Dés l'âge de 12 ans,
Erick-Christian AHOUNOU, dont les grands frères avaient fait des
études de journalisme, s'est passionné pour la
photographie, et s'est mis à lire tout ce qu'il pouvait trouver,
à Cotonou, sur cet art et cette technique, puis à
solliciter voyageurs et correspondants pour obtenir plus de livres,
plus d'informations. Ses parents lui concédèrent l'usage
d'un petit labo photo, à la maison, en tant que loisir. Au
Bénin, comme ailleurs, les professions artistiques ne sont
guères vues d'un bon oeil par les familles !
Au décès de son
père,
polygame, Erick-Christian se retrouve l'aîné des 6 enfants
de sa mère,
et décide à la fois d'arrêter ses études et
de gagner sa vie avec sa
passion. Il commence par quelques reportages domestiques sur les
baptèmes, les mariages et autres cérémonies de la
vie quotidienne,
puis, lors du renouveau démocratique de son pays, à la
fin des années
80 et au début des années 90, s'engage dans le
photojournalisme, jusqu'à devenir en 1999 le président de
l'Association Nationale des Reporters d'Image du Bénin.
C'est au début de ces
années 90, après un travail dans le journal de la Mission
de Coopération, et divers stages de formation effectués
en France, en Côte d'Ivoire et au Sénégal, qu'il
approfondit ses connaissances, diversifie ses talents, et
réalise enfin que le photographe n'est pas seulement l'homme qui
appuie sur le déclancheur de l'appareil, le serviteur de la
mémoire des autres, le témoin passif des petits ou des
grands événements.
On le sait, après
s'être méfié de la photographie, l'Africain, qui
individuellement ou collectivement n'est pas moins narcissique qu'un
Occidental ;-), s'est goulûment emparé de cette technique,
et les photographes de quartier, les labos de développement,
fleurissent aux coins des rues des grandes capitales d'Afrique Noire:
pas moins de 40 labos à Cotonou, et une myriade de photographes
plus ou moins professionels !
C'est donc un paradoxe
extraordinaire de constater que jusqu'à une époque
récente on pouvait renconter sur le Continent Noir toutes sortes
de porteurs d'appareils photos...sauf des photographes revendiquant une
liberté et une démarche d'artiste. Au Bénin,
Erick-Christian AHOUNOU fut donc, il y a quelques années, le
premier d'entre eux, le premier à imaginer une recherche
esthétique en vue d'une exposition d'art photographique. A cet
égard, en Afrique, pour bien des artistes de l'image, la
Biennale de la Photographie de Bamako fut un encouragement à
clamer haut et fort leur véritable identité.

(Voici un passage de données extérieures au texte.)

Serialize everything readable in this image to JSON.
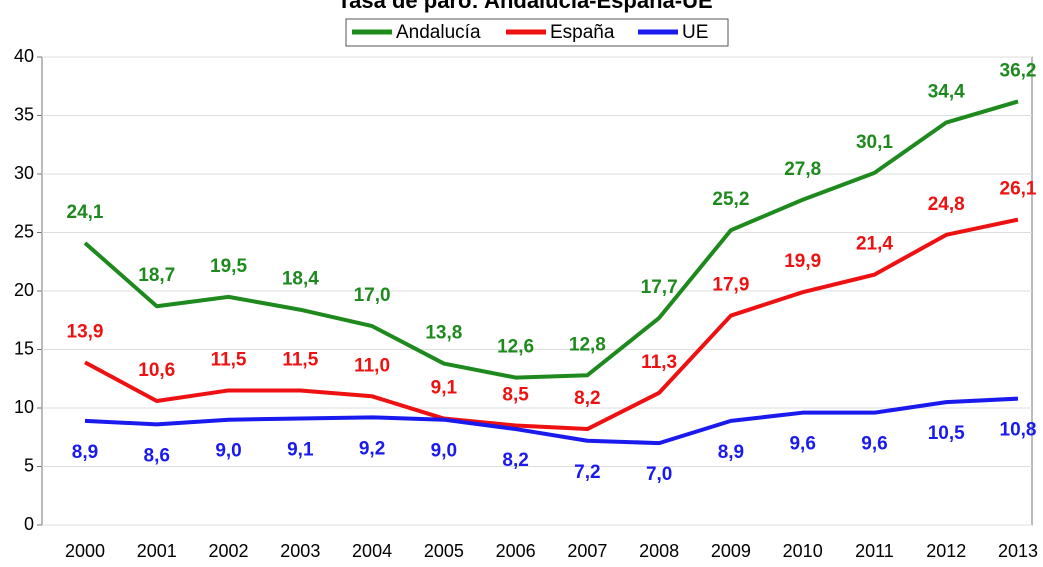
{
  "chart_data": {
    "type": "line",
    "title": "Tasa de paro: Andalucía-España-UE",
    "categories": [
      "2000",
      "2001",
      "2002",
      "2003",
      "2004",
      "2005",
      "2006",
      "2007",
      "2008",
      "2009",
      "2010",
      "2011",
      "2012",
      "2013"
    ],
    "series": [
      {
        "name": "Andalucía",
        "color": "#1e8a1e",
        "values": [
          24.1,
          18.7,
          19.5,
          18.4,
          17.0,
          13.8,
          12.6,
          12.8,
          17.7,
          25.2,
          27.8,
          30.1,
          34.4,
          36.2
        ],
        "value_labels": [
          "24,1",
          "18,7",
          "19,5",
          "18,4",
          "17,0",
          "13,8",
          "12,6",
          "12,8",
          "17,7",
          "25,2",
          "27,8",
          "30,1",
          "34,4",
          "36,2"
        ]
      },
      {
        "name": "España",
        "color": "#ee1111",
        "values": [
          13.9,
          10.6,
          11.5,
          11.5,
          11.0,
          9.1,
          8.5,
          8.2,
          11.3,
          17.9,
          19.9,
          21.4,
          24.8,
          26.1
        ],
        "value_labels": [
          "13,9",
          "10,6",
          "11,5",
          "11,5",
          "11,0",
          "9,1",
          "8,5",
          "8,2",
          "11,3",
          "17,9",
          "19,9",
          "21,4",
          "24,8",
          "26,1"
        ]
      },
      {
        "name": "UE",
        "color": "#1a1aee",
        "values": [
          8.9,
          8.6,
          9.0,
          9.1,
          9.2,
          9.0,
          8.2,
          7.2,
          7.0,
          8.9,
          9.6,
          9.6,
          10.5,
          10.8
        ],
        "value_labels": [
          "8,9",
          "8,6",
          "9,0",
          "9,1",
          "9,2",
          "9,0",
          "8,2",
          "7,2",
          "7,0",
          "8,9",
          "9,6",
          "9,6",
          "10,5",
          "10,8"
        ]
      }
    ],
    "ylim": [
      0,
      40
    ],
    "yticks": [
      0,
      5,
      10,
      15,
      20,
      25,
      30,
      35,
      40
    ],
    "grid": true,
    "legend": "top"
  }
}
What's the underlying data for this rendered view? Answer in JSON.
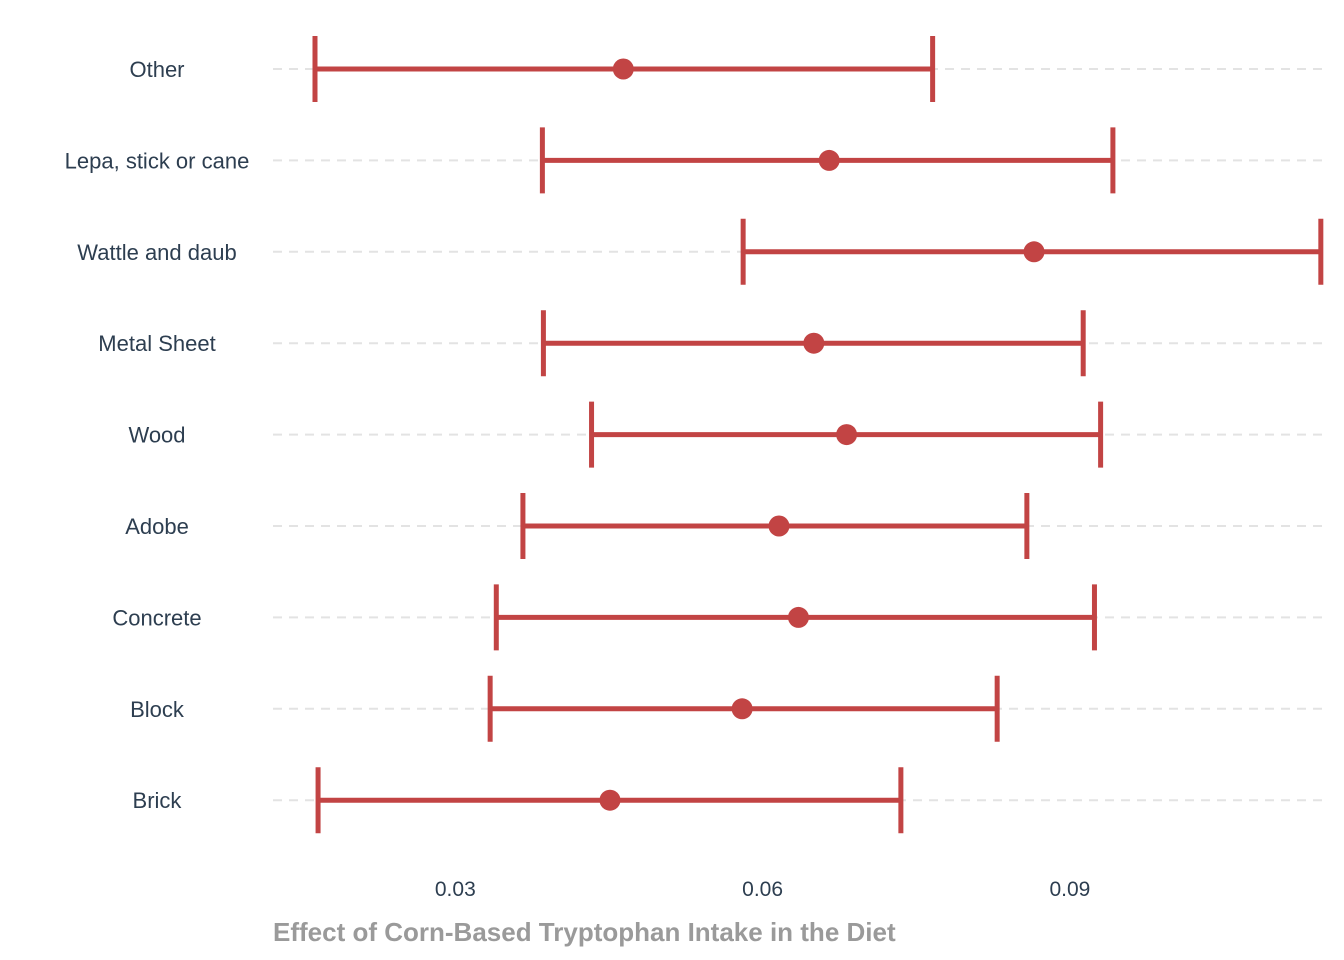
{
  "chart_data": {
    "type": "errorbar",
    "xlabel": "Effect of Corn-Based Tryptophan Intake in the Diet",
    "ylabel": "",
    "xlim": [
      0.0122,
      0.1152
    ],
    "xticks": [
      0.03,
      0.06,
      0.09
    ],
    "xtick_labels": [
      "0.03",
      "0.06",
      "0.09"
    ],
    "grid": "horizontal dashed",
    "colors": {
      "series": "#c24444",
      "category_text": "#2d3e50",
      "axis_title": "#9a9a9a",
      "grid": "#e3e3e3"
    },
    "categories": [
      "Other",
      "Lepa, stick or cane",
      "Wattle and daub",
      "Metal Sheet",
      "Wood",
      "Adobe",
      "Concrete",
      "Block",
      "Brick"
    ],
    "estimates": [
      0.0464,
      0.0665,
      0.0865,
      0.065,
      0.0682,
      0.0616,
      0.0635,
      0.058,
      0.0451
    ],
    "lower": [
      0.0163,
      0.0385,
      0.0581,
      0.0386,
      0.0433,
      0.0366,
      0.034,
      0.0334,
      0.0166
    ],
    "upper": [
      0.0766,
      0.0942,
      0.1145,
      0.0913,
      0.093,
      0.0858,
      0.0924,
      0.0829,
      0.0735
    ]
  }
}
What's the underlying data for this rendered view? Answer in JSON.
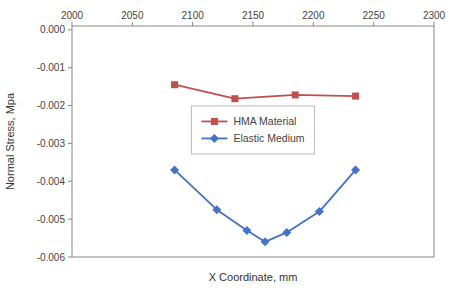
{
  "chart_data": {
    "type": "line",
    "xlabel": "X Coordinate, mm",
    "ylabel": "Normal Stress, Mpa",
    "series": [
      {
        "name": "HMA Material",
        "color": "#c0504d",
        "marker": "square",
        "x": [
          2085,
          2135,
          2185,
          2235
        ],
        "values": [
          -0.00145,
          -0.00182,
          -0.00172,
          -0.00175
        ]
      },
      {
        "name": "Elastic Medium",
        "color": "#4472c4",
        "marker": "diamond",
        "x": [
          2085,
          2120,
          2145,
          2160,
          2178,
          2205,
          2235
        ],
        "values": [
          -0.0037,
          -0.00475,
          -0.0053,
          -0.0056,
          -0.00535,
          -0.0048,
          -0.0037
        ]
      }
    ],
    "xlim": [
      2000,
      2300
    ],
    "ylim": [
      -0.006,
      0.0001
    ],
    "xticks": [
      2000,
      2050,
      2100,
      2150,
      2200,
      2250,
      2300
    ],
    "yticks": [
      {
        "value": 0.0,
        "label": "0.000"
      },
      {
        "value": -0.001,
        "label": "-0.001"
      },
      {
        "value": -0.002,
        "label": "-0.002"
      },
      {
        "value": -0.003,
        "label": "-0.003"
      },
      {
        "value": -0.004,
        "label": "-0.004"
      },
      {
        "value": -0.005,
        "label": "-0.005"
      },
      {
        "value": -0.006,
        "label": "-0.006"
      }
    ],
    "grid": false,
    "legend": "center"
  }
}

Notre ami AHOUNOU, il ne s'en cache
pas, est un homme d'action, de défis et de provocation ! Outre
le fait qu'il remet en cause, chez lui, le fait que la photo soit une
pratique mercenaire, utilitaire et subalterne, il décide de
choisir pour sa première grande expo artistique un thème
souvent traité par ses confrères "Blancs", y compris en
Afrique, mais jusqu'alors totalement absent (ou occulté) chez
ses confrères africains: le nu féminin.
L'artiste nous avoue que cette
provocation - au résultat somptueux - il se l'est d'abord faite
subir à lui-même, comme une initiation. Il évoque
avec plaisir cette première fois où une femme s'est
déshabillée devant lui pour devenir son modèle, et
non pas son amante. Ce plaisir-là, souvent mal compris, est le
plaisir du
créateur qui va réinventer le monde, lui donner un sens
nouveau, célébrer la beauté de formes que d'autres
n'ont pas su voir ou découvrir. Erick-Christian AHOUNOU, le
photographe, a ouvert les yeux, en acceptant et en magnifiant
l'érotisme de son regard. Il nous invite depuis lors à
réver avec lui aux courbes et aux mystères de la Femme
Africaine - qui se laisse prendre à ce jeu, parce qu'elle sait
que sa victoire sera son émancipation.